The number of Americans filing for unemployment benefits for the first time rose less than analysts had expected last week; the four-week moving average shows claims fell to a 44-year low. Analysts now say, then, this is quite indicative of a tightening labor market.
Indeed, initial claims for state unemployment increased by only about 1,000 to a seasonally adjusted 234,000 (for the week ending May 20), according to a statement from the US Department of Labor, on Thursday. While smaller than expected, though, the increase still comes after three steady weeks of declines.
It is also important to note that this continues the 116th straight week with claims below 300,000, which is considered the threshold for a healthy labor market. Furthermore, this is the longest such run since 1970, when the labor market was, of course, considerably smaller. As such, the US labor market is near full employment; we have a jobless rate of 4.4 percent (a ten-year low).
In addition, economists note that overall, the number of people receiving unemployment benefits fell to 1.8 million, which is notably lower than the 2 million from the same week last year. As a matter of fact, this metric has fallen 11 percent over the course of the past year.

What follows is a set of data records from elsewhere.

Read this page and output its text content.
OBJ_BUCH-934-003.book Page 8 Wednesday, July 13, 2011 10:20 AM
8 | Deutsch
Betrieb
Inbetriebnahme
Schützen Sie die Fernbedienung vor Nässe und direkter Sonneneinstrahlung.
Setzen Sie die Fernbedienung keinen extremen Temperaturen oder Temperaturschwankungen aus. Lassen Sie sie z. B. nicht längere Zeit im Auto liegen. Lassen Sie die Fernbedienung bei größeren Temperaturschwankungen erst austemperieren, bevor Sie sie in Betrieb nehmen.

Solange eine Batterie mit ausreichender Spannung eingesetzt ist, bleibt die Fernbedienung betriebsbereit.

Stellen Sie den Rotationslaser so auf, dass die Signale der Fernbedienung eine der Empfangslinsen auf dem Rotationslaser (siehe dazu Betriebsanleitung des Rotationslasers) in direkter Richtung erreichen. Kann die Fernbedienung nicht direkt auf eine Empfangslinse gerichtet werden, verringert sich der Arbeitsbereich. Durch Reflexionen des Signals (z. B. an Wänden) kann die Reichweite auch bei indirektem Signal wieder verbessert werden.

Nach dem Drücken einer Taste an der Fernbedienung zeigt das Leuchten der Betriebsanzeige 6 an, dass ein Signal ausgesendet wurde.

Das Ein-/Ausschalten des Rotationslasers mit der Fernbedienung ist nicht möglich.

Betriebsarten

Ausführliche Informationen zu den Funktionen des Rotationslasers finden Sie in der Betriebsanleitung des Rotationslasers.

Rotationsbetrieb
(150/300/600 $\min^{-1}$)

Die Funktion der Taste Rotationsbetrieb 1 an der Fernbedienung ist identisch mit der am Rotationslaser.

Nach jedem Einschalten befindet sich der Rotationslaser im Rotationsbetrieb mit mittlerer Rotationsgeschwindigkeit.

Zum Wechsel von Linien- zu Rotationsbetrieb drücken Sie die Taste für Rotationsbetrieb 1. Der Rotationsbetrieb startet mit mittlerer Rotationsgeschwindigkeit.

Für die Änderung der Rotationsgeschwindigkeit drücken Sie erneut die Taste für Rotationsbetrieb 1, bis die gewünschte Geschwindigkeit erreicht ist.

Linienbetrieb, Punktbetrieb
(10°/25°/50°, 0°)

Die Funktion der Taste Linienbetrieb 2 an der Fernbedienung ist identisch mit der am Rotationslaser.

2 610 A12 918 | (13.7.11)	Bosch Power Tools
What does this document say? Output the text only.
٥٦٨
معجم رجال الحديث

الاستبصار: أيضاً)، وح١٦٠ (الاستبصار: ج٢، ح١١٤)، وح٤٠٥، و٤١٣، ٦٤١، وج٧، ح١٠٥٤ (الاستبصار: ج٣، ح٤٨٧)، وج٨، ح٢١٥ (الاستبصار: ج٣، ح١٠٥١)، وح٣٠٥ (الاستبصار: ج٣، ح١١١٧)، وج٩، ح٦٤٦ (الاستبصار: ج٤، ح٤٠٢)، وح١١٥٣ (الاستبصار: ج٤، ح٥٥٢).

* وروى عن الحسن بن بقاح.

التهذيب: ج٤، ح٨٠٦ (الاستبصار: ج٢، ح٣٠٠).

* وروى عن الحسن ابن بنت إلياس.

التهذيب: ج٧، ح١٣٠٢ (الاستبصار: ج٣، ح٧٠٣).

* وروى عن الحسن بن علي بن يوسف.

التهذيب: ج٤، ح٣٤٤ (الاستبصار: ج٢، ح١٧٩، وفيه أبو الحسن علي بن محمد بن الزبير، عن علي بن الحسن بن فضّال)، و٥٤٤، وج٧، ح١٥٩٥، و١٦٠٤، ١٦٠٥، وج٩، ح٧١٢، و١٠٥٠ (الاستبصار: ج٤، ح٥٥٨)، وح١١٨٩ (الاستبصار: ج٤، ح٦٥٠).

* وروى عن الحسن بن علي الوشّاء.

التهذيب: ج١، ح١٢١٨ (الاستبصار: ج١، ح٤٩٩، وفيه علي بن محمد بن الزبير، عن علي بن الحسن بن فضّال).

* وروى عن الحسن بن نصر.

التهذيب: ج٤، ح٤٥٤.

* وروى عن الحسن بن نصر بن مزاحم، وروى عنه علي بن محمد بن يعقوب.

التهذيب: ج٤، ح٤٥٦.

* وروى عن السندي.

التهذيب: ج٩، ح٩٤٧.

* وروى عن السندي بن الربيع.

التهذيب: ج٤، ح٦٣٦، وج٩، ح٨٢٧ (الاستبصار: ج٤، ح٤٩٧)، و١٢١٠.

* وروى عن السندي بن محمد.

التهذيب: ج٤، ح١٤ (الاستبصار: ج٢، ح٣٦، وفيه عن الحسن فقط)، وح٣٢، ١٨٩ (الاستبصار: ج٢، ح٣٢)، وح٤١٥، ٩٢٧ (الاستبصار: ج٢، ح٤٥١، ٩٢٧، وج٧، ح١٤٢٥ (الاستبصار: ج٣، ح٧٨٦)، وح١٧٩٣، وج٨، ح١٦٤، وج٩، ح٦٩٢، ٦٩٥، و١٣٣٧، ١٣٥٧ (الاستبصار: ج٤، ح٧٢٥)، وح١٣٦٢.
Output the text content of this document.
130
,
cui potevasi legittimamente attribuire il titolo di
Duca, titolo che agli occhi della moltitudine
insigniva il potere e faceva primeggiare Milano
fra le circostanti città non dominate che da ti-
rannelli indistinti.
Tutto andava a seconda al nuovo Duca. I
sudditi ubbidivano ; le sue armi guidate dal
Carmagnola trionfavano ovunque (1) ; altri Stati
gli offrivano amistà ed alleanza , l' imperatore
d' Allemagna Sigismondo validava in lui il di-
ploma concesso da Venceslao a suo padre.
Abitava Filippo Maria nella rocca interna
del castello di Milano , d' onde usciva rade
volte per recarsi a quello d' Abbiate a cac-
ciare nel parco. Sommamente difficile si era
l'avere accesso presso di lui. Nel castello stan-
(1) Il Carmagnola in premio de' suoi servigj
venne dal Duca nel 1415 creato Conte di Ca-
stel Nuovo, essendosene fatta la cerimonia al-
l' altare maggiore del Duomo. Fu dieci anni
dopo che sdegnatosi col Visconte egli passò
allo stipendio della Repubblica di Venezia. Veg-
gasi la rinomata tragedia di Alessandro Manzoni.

At the end of the day, then, these impressively low numbers continue to show that companies are holding on to more workers as well as hiring at a sweet and steady rate. In addition, Americans are feeling free to spend a little more and that has cranked up factory output; also, home sales are strong.
The bigger unemployment picture, though, also takes into consideration the number of people who are still receiving benefits. After an initial week of aid increased by 24,000 to 1.92 million (the week ending May 13), continuing claims still remain below the 2 million threshold, where they have been for at last the past six weeks. More specifically, the four-week moving average for continuing unemployment claims fell by 16,000 to 1.93 million; this is its lowest level since January of 1974. Also, the four-week moving average for continuing claims fell 76,750 just between the survey weeks in April and May, which continues to suggest more improvement in the US unemployment rate.